Trickle down

An economic theory propounded by W.W.Rostow. It is that economic development of a modern type in a poor country benefits first the rich and later the poor by an automatic process. If it worked it would be because the expanding modern economy required more workers who would gain by belonging to the monetary economy.

The theory is attractive to those who believe governors don't need to take decisions because "the system" will take them. (The cynic wonders if not very intelligent politicians like the idea that they don't need to think.)

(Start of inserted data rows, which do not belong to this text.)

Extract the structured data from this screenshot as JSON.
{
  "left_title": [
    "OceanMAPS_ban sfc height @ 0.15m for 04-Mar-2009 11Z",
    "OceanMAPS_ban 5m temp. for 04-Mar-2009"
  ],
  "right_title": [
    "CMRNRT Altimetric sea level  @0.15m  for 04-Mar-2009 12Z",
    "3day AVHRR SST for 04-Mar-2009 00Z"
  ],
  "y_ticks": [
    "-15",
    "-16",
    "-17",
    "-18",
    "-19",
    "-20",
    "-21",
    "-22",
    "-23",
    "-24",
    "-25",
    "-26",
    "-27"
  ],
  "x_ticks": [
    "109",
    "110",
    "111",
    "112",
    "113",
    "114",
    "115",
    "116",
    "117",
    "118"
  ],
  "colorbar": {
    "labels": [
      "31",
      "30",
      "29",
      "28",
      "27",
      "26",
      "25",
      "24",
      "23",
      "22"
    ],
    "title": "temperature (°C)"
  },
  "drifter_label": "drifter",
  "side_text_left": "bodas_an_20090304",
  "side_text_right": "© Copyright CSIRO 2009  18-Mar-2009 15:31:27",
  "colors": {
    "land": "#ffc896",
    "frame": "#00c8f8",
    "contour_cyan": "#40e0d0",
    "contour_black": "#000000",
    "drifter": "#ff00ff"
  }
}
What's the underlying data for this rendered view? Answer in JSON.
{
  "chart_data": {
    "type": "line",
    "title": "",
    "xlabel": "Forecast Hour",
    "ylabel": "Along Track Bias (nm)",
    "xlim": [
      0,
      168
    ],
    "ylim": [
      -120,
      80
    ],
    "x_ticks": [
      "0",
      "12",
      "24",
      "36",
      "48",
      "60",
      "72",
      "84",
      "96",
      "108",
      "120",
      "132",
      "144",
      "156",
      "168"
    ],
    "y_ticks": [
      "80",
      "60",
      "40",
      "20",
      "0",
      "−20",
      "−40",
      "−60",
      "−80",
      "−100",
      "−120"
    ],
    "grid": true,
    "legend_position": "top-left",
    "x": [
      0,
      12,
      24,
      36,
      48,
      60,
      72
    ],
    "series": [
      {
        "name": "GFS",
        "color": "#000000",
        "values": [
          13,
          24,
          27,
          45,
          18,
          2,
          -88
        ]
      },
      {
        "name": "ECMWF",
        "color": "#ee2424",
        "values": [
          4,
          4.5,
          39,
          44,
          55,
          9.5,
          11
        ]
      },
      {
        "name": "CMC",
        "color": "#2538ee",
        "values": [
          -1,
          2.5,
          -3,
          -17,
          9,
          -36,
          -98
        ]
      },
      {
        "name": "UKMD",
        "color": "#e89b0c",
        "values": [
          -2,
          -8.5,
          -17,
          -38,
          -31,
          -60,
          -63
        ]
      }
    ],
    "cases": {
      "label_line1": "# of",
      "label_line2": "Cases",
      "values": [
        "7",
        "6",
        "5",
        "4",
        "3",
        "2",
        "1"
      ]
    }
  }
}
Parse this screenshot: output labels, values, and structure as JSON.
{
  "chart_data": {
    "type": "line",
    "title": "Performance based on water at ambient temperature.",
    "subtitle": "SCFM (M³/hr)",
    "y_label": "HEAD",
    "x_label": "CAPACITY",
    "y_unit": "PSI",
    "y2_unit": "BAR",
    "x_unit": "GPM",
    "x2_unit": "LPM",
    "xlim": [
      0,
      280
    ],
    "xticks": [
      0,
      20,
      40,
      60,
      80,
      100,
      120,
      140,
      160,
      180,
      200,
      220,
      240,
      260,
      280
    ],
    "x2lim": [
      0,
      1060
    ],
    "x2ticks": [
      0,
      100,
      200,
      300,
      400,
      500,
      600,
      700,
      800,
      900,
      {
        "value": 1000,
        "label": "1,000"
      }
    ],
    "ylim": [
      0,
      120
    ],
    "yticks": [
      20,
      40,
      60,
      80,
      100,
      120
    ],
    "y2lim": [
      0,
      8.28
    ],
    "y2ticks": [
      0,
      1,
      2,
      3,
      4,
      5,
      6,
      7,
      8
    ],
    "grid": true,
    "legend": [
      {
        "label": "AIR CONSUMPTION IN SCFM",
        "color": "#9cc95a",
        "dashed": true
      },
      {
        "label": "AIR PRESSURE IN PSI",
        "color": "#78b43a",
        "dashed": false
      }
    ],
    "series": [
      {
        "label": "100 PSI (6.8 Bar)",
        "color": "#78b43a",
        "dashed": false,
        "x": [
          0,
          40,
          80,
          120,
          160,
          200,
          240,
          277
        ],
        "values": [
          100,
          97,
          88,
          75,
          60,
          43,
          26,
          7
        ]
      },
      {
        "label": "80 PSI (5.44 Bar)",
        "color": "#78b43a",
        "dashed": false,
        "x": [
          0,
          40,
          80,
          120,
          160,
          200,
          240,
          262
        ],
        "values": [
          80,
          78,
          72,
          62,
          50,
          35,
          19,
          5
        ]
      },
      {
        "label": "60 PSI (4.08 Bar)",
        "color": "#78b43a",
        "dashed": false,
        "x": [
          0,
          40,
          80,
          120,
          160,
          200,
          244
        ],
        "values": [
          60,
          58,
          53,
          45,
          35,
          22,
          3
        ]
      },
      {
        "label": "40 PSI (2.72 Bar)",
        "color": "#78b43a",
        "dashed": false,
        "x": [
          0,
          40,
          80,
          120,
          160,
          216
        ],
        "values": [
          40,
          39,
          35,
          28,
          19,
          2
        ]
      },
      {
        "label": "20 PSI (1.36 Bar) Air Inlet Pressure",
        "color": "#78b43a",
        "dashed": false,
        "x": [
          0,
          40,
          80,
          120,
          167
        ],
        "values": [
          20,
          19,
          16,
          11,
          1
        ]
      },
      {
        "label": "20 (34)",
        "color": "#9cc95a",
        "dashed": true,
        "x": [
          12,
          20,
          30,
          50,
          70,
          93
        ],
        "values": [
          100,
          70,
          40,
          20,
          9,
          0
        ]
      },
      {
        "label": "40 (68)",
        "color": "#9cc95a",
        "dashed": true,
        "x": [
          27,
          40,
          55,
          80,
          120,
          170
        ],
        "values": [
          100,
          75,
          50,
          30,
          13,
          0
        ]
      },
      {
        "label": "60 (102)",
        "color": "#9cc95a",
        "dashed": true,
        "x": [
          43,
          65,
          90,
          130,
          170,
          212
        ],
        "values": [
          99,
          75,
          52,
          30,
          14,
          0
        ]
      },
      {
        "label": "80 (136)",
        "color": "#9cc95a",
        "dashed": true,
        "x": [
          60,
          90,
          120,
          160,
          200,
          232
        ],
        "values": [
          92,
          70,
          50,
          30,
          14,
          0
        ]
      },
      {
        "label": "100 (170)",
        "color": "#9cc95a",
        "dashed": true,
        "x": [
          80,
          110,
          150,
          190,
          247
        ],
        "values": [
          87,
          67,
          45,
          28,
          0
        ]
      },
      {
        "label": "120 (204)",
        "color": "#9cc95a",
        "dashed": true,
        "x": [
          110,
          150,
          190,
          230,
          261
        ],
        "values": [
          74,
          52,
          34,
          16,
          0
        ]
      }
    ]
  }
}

In practice it doesn't seem to be true. Brazil is the classic example of a country where both rich and poor co-exist without the poor's condition improving, perhaps because the rich refuse to pay taxes or resist the setting of taxes which would provide social services for the poor - that is, lack the solidarity of feeling they belong in the same community. But the poor of the United States and other "developed" countries may show the same failure of trickle down economics.

That is, it appears to be possible to maintain a modern economy and a traditional economy in the same country while remaining in more or less separate compartments. The Soviet Union might be another example. In South Africa the two were separated by law. In most former colonial countries there are small groups of people living at a similar level to the richer persons in the west; and a mass of people living on a very small cash income. Study of micro-economic conditions would probably show why trickle down fails to occur. One reason may simply be that modern technological economies employ few unskilled workers.

Another is that poor countries fail to bargain a good price for their assets. In Sierra Leone foreign companies have negotiated contracts which allow them to export raw materials while paying little to the government. The terms of world debts also prevent trickle down as in reality the poorer countries are paying in interest payments more than they receive in aid. Is the idea of Trickle Down anything other than an excuse for the rich to do nothing?

In world terms wealth does not equalize from the developed to undeveloped, presumably because of the tariffs and other trade restrictions which prevent the developing countries from exporting manufactures to the developed areas. Would a genuinely free market achieve this? It might, but we shall probably never find out as voters in the richer countries press for tariff barriers to be maintained against the low wage economies (notwithstanding the WTO agreement which may benefit multinational companies based in the richer countries).

This is related to the problem of Economic Imbalance.